A ground-breaking research study into an incurable lung condition will recruit 1000 people around the UK.

Lungs

A ground-breaking research study into an incurable lung condition will recruit 1000 people around the UK.  

Supported by the British Lung Foundation, Professor Lorcan McGarvey from Queen’s University Belfast and colleagues from around the UK will conduct research into the very early stages of the development of chronic obstructive pulmonary disease (COPD), which affects three million people in the UK.

For the first time, through this research they will be able to identify people at risk of developing the condition, which is a significant cause of illness and death.

The research team will establish the “BLF Early COPD Cohort”, a group of young adult smokers between the ages of 30-45, and track changes in their lung function over time. This aim is to identify and study the people whose lung function is beginning to decline and are at risk of developing COPD.

COPD is a life-long condition that makes breathing difficult because the airways have been narrowed. People living with COPD will feel out of breath doing everyday tasks, such as washing, dressing or walking to the shops.

Although anyone can develop COPD, people who smoke run a particularly high risk of developing this lung disease. This study is a first step in understanding why the disease strikes some and not others and could lead to earlier diagnosis and better treatment.

There are over 10,000 people in the Belfast HSC Trust who have a diagnosis of COPD – around a quarter of all registered COPD patients in Northern Ireland. According to BLF research, people living with COPD in Northern Ireland are more likely to end up being admitted to hospital than most other people in the UK who also have COPD, with more males admitted than females.

Progress in finding treatments has been far slower than in other chronic disease areas such as heart disease and cancer – there are no drugs that can slow progression and no treatment that can reverse damage.
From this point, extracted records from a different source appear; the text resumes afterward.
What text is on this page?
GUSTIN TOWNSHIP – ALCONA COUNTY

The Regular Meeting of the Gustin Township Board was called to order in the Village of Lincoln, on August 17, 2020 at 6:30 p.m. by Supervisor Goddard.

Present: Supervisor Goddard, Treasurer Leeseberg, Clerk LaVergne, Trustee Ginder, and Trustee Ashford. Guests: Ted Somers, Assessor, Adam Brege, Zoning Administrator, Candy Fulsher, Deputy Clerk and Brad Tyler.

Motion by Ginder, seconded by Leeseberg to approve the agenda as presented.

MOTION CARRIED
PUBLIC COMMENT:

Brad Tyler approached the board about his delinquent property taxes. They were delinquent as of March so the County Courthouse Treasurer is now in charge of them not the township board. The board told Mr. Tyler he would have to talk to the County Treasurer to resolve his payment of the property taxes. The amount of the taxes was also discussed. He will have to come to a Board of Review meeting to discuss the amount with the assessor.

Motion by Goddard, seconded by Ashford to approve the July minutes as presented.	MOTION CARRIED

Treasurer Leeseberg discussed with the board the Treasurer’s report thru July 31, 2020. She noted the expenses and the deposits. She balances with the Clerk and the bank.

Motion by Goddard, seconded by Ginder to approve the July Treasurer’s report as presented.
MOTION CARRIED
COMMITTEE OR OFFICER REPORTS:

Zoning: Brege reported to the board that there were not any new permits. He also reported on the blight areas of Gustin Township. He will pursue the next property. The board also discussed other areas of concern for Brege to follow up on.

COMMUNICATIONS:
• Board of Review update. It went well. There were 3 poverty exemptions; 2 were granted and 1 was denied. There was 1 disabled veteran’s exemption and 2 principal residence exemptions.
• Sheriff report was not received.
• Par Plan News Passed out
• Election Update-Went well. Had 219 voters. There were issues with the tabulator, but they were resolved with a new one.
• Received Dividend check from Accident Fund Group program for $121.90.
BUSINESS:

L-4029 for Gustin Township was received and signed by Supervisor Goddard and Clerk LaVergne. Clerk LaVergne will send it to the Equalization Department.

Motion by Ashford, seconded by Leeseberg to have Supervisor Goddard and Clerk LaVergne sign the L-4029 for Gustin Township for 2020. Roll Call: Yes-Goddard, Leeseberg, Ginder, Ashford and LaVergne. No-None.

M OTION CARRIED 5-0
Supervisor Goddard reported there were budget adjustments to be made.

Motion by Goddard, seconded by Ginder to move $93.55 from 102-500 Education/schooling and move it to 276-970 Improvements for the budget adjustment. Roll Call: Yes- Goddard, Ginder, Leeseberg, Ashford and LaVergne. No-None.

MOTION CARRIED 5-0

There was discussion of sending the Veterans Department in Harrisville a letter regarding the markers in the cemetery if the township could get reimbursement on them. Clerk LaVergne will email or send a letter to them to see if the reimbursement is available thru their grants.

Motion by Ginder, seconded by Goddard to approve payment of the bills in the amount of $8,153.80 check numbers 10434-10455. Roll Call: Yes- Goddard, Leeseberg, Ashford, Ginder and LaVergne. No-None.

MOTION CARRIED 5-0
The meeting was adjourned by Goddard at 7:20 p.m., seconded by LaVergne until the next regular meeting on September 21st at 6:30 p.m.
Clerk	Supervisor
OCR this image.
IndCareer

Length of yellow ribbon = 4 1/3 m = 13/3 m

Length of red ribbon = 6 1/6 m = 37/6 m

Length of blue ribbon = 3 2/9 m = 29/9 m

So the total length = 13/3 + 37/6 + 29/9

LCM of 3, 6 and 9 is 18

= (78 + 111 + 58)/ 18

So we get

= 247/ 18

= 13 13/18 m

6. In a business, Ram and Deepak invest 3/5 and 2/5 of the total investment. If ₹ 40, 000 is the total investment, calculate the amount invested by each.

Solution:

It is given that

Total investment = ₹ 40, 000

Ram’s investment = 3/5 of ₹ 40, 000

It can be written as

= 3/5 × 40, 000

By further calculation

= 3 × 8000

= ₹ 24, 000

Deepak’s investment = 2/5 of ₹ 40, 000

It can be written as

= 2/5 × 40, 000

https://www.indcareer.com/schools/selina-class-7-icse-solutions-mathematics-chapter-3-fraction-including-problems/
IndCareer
COPD patients have long called for earlier diagnosis and new approaches to treatment. However, for this, an improved understanding of the early phases of COPD is needed.

Lorcan McGarvey, Professor of Respiratory Medicine at Queen’s University Belfast, said:As doctors we spend most of our time treating patients with COPD where the condition is already well established and causing lots of symptoms. Ideally, we would like to know more about COPD at the very early stages and how to identify those most at risk of developing severe disease. I believe this research will help us do just that and I am delighted that Queen’s University are playing such an important role. It’s also great that people from Northern Ireland will have an opportunity to participate in this landmark study.”

Ian Jarrold, head of research at the British Lung Foundation, said: “COPD can be incredibly life-limiting for people. Think about the last time you were out of breath, and imagine being in that state just doing everyday tasks like brushing your teeth.

“There remains an urgent need to provide people with better treatments, but this is dependent on us gaining a better understanding of how the condition develops and progresses.

“This study will be invaluable in helping us answer these questions.”

Anyone who is interested in getting involved with this significant study can do so by contacting Maura Anderson on maura.anderson@belfasttrust.hscni.net or 028 950 43814.

Participants could benefit by having a CT scan of the chest free of charge, access to stop smoking support, a research team specialising in COPD, and follow-ups with the NHS where abnormalities are found.

They can be male or female, must be aged 30-45 years old with more than a 10 pack per year history of smoking, with either normal lung function or mild lung function abnormalities.